A l’approche de Phantom Manor, un climat délétère se fait de plus en
plus clairement ressentir.
Des haut-parleurs, habillement dissimulés dans le jardin, diffusent la
farandole des fantômes, Grim Grinning Ghosts.
Derrière des arbres meurtris, se dessine au sommet d’un sentier pentu la
façade délabrée d’un manoir abandonné datant de la Ruée vers l’or.
Pour y accéder, il faut emprunter l’escalier en pierre qui longe la
véranda de verre à l’ancienne. Un vent glacé y souffle en permanence.
La végétation semble avoir été minutieusement choisie pour coller au
thème du sinistre : plantes grasses et épineuses, arbustes aux branches
racornies,… mais sans l’ombre d’une fleur !
Les pics métalliques qui barricadent l’enceinte du domaine épousent
parfaitement les colonnes en pierre. La forteresse est imprenable et
surtout bien gardée par des domestiques qui pratiquent l’économie du
sourire. Et il vaut mieux ne pas les importuner, ni se moquer d’eux…
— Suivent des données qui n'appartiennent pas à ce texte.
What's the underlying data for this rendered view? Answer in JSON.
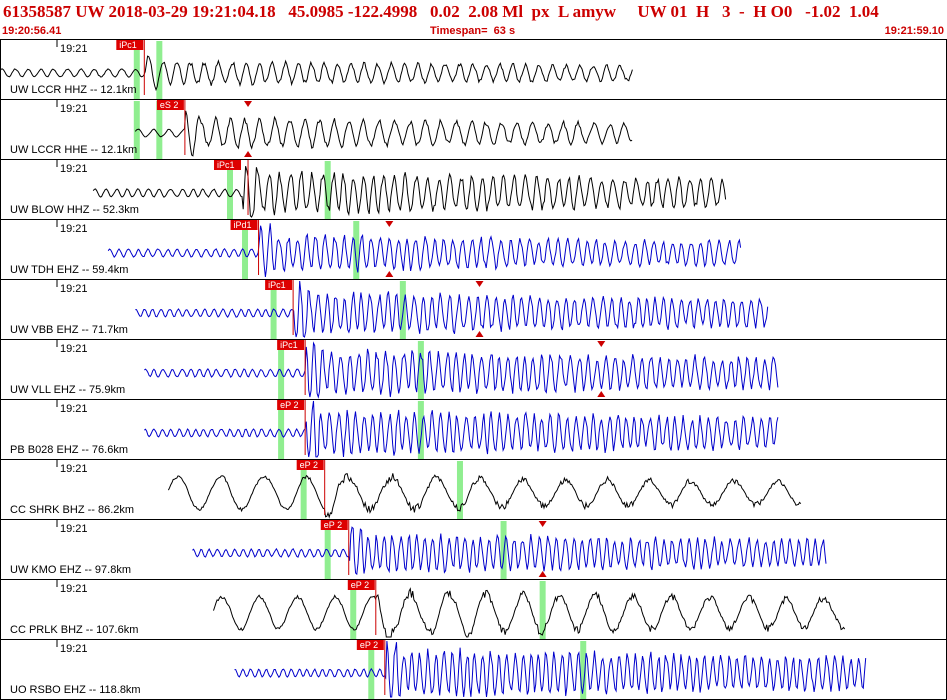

L’esthétique extérieure de Phantom Manor n’est pourtant pas inconnue. La
maison ressemble trait pour trait à celle de Norman Bates dans le film
"Psychose" d’Alfred Hitchcock. Cette maison au style « pain d’épice
californien » selon les mots du cinéaste est l’archétype de la maison
diabolique et mystérieuse. Dans le film d’Hitchcock, elle enferme le
terrible secret du protagoniste interprété par Anthony Perkins.
Chez Disney, les créateurs de l’attraction s’en sont fortement inspiré
pour ériger ce temple du frisson. Et ce qui fait son originalité par
rapport aux trains fantômes classiques des fêtes foraines, c’est son
histoire de jeune mariée dont les noces maudites célébrées il y a 140
ans hantent encore la sombre demeure.
Et la mélodie funeste d’un orgue sépulcral ne cesse de nous le rappeler…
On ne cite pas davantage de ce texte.